A notícia do crime se espalhou rapidamente pela vizinhança, gerando uma reação imediata e violenta. Antes mesmo da chegada das viaturas, populares localizaram Silvestre e iniciaram um processo de linchamento. Quando os agentes da Polícia Militar chegaram ao local, encontraram o suspeito sendo agredido por moradores revoltados com o fratricídio. A intervenção policial foi necessária para garantir a integridade física do agressor, que precisou receber atendimento médico antes de ser devidamente custodiado e conduzido à delegacia.

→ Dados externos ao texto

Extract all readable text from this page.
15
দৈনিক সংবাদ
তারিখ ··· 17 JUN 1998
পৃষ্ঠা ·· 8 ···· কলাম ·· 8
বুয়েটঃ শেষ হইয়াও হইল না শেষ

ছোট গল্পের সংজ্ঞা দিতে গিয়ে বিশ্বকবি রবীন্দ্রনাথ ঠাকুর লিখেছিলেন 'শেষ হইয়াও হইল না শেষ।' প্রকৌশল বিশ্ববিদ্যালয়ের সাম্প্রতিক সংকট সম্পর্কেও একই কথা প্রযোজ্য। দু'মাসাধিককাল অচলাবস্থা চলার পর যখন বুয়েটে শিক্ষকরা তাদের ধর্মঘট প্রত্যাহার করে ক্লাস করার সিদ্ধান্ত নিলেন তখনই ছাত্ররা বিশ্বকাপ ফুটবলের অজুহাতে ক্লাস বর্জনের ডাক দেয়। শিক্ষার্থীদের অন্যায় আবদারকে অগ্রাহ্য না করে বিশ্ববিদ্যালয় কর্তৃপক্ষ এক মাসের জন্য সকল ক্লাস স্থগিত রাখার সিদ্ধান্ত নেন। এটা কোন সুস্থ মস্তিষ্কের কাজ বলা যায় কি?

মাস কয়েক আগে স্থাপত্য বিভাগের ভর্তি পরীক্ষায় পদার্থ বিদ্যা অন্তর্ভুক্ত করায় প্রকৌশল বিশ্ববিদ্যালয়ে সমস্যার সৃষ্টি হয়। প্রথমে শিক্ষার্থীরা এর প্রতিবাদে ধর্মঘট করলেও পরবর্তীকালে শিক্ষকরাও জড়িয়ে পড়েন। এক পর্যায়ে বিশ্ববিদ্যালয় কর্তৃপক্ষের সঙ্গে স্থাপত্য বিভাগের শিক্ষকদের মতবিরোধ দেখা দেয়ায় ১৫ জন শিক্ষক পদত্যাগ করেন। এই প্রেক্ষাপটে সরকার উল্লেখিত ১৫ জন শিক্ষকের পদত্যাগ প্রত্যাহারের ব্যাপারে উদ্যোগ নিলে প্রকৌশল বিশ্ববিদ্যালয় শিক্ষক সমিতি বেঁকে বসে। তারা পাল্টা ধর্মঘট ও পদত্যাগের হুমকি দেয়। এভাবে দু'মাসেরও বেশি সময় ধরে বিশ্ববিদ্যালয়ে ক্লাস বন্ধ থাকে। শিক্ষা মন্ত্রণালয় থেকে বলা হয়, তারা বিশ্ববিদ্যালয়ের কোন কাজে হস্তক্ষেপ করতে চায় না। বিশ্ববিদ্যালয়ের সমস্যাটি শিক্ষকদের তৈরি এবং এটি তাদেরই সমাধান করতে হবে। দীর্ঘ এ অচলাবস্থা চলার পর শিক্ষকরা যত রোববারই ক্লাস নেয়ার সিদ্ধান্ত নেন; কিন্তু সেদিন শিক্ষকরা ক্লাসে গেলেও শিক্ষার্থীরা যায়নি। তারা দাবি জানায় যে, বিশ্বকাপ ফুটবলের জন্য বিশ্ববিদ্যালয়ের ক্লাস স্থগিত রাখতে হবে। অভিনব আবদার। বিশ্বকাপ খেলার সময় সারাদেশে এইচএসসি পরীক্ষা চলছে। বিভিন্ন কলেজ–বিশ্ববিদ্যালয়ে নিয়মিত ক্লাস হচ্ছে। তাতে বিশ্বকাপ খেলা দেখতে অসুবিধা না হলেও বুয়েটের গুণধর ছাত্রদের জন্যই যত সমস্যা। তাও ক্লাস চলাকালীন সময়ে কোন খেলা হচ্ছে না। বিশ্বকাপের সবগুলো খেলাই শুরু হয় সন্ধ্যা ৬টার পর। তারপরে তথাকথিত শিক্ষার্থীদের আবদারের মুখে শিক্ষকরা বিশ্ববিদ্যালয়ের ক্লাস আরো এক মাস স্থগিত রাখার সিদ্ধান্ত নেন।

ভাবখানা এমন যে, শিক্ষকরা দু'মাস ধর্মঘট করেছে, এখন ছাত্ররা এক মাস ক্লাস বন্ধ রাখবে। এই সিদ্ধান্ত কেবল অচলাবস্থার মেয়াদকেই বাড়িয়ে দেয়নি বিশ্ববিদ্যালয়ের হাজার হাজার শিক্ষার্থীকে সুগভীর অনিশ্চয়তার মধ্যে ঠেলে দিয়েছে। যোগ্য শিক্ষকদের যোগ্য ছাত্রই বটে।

Procedimentos Investigativos e o Luto da Comunidade
Atualmente, Silvestre Rangel da Silva encontra-se preso em flagrante e permanece à disposição do Poder Judiciário. O caso foi registrado na 1ª Delegacia Territorial de Itaberaba, onde o delegado responsável já iniciou a coleta de depoimentos e a análise das provas materiais. As guias para a perícia técnica no local do crime e para a remoção do corpo ao Instituto Médico Legal (IML) foram prontamente expedidas, visando embasar o inquérito policial que deve apurar as motivações por trás de tamanha violência.
Até o momento, a motivação exata que levou o irmão a atentar contra a vida de Jéssica permanece sob investigação. Não há registros públicos detalhados sobre desavenças prévias que pudessem sinalizar tamanha tragédia, o que torna o crime ainda mais enigmático para os familiares. Enquanto a Justiça segue seu curso, a cidade de Itaberaba aguarda informações sobre o velório e o sepultamento da vítima. O clima é de luto e indignação, evidenciando a fragilidade das relações humanas diante de surtos de violência que, infelizmente, seguem manchando o histórico de segurança pública no interior baiano.